Now, not in voiceover, Frances McDormand says to him, "You can't die until you sell off those Tesco shares." Sean Penn, staring at his feet, gives a little laugh. She gives a little laugh back. "What will you do while I'm away?" he asks, still shoegazing. "The usual things," she replies. "Take it easy on the tai chi," he tells her, turning to face her at last. They kiss, and he pats her shoulder awkwardly.

"Jane, can I ask you something?" he says. "Sure, honey, what?" she says. "Why did you let an architect write 'cuisine' on the kitchen wall? It's silly—I know it's the kitchen." The nonsequiturial asking of this question in an innocently perplexed tone is almost certainly intended to be whimsically idiosyncratic, but Sean Penn misses the mark by a country mile and comes across less "charming eccentric" than "creepy man-child."

Frances McDormand smiles, like the mother of a child who just asked an adorably precocious question, or Dr. X having his heartstrings tugged by a child begging him not to blow up the earth. She reaches out and smooths his hair, chuckling. "Please come back to me soon. You know I can't live without you." She zips up his back hoodie. "That's not true," he says, "but it's kind of you to say."

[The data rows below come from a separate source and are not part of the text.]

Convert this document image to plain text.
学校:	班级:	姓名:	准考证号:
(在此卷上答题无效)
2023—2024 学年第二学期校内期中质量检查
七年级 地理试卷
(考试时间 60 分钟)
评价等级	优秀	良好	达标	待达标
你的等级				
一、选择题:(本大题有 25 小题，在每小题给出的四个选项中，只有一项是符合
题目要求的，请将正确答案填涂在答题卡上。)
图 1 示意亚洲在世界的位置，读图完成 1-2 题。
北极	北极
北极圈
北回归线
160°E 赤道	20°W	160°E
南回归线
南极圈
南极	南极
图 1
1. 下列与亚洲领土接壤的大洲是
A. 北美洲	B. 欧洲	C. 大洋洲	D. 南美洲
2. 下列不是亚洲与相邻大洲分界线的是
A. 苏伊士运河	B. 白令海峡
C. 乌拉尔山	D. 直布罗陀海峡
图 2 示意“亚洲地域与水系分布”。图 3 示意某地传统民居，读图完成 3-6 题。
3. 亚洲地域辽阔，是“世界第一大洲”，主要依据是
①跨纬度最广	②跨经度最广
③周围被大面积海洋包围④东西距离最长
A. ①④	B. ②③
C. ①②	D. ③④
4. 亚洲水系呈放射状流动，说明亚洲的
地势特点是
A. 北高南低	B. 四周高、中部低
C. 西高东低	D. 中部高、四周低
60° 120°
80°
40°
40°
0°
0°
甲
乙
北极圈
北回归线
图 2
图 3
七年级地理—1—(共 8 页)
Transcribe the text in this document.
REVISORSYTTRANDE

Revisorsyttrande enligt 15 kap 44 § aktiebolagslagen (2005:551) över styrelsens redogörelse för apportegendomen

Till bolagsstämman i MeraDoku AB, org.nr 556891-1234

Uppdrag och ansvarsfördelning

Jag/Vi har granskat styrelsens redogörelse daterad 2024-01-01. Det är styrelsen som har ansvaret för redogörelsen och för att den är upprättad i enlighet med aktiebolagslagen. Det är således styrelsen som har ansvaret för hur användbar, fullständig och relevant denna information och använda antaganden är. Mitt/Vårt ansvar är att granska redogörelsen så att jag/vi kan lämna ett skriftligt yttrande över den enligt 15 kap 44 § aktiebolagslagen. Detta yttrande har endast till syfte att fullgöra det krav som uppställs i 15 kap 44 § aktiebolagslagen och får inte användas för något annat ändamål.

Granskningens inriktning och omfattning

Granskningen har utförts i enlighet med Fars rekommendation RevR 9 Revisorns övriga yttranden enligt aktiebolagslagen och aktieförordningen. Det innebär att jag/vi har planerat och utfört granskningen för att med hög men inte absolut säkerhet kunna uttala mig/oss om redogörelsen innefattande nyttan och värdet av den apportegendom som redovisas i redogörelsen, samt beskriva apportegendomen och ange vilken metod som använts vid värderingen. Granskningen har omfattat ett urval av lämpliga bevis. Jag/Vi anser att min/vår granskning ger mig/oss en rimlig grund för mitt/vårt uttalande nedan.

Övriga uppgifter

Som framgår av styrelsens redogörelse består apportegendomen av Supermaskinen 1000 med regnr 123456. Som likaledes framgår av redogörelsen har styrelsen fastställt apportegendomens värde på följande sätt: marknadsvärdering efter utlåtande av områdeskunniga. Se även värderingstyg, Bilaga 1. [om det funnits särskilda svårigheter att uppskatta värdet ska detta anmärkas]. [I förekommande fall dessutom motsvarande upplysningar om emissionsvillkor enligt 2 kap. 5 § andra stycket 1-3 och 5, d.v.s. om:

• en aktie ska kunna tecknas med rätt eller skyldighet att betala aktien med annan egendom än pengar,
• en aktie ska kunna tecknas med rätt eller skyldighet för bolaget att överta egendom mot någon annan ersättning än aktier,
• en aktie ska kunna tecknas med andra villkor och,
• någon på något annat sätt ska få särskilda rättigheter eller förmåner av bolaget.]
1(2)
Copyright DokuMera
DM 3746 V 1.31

The camera pulls up and back, revealing that they are standing at the edge of an empty inground pool, at the bottom of which lies a dog wearing a chew-prevention collar.
So, here's the thing: We're clearly meant to receive this character as some sort of known archetype, as if there are loads of pale-faced, smeared make-up, fuck-coiffed, dark-haired, dark-dressed, soft-spoken, happily married aging goth rockers wandering about the countryside of the British Isles, but NO THERE AREN'T. There is only Robert Smith.

(And if there are any others, they're nicking Bob's shtick, too.)

Listen, makers of This Must Be the Place: Don't ape an icon and expect me to pretend that it's a classic archetype peeing on my leg!

This looks like the sort of film I'd really enjoy if Sean Penn weren't in it.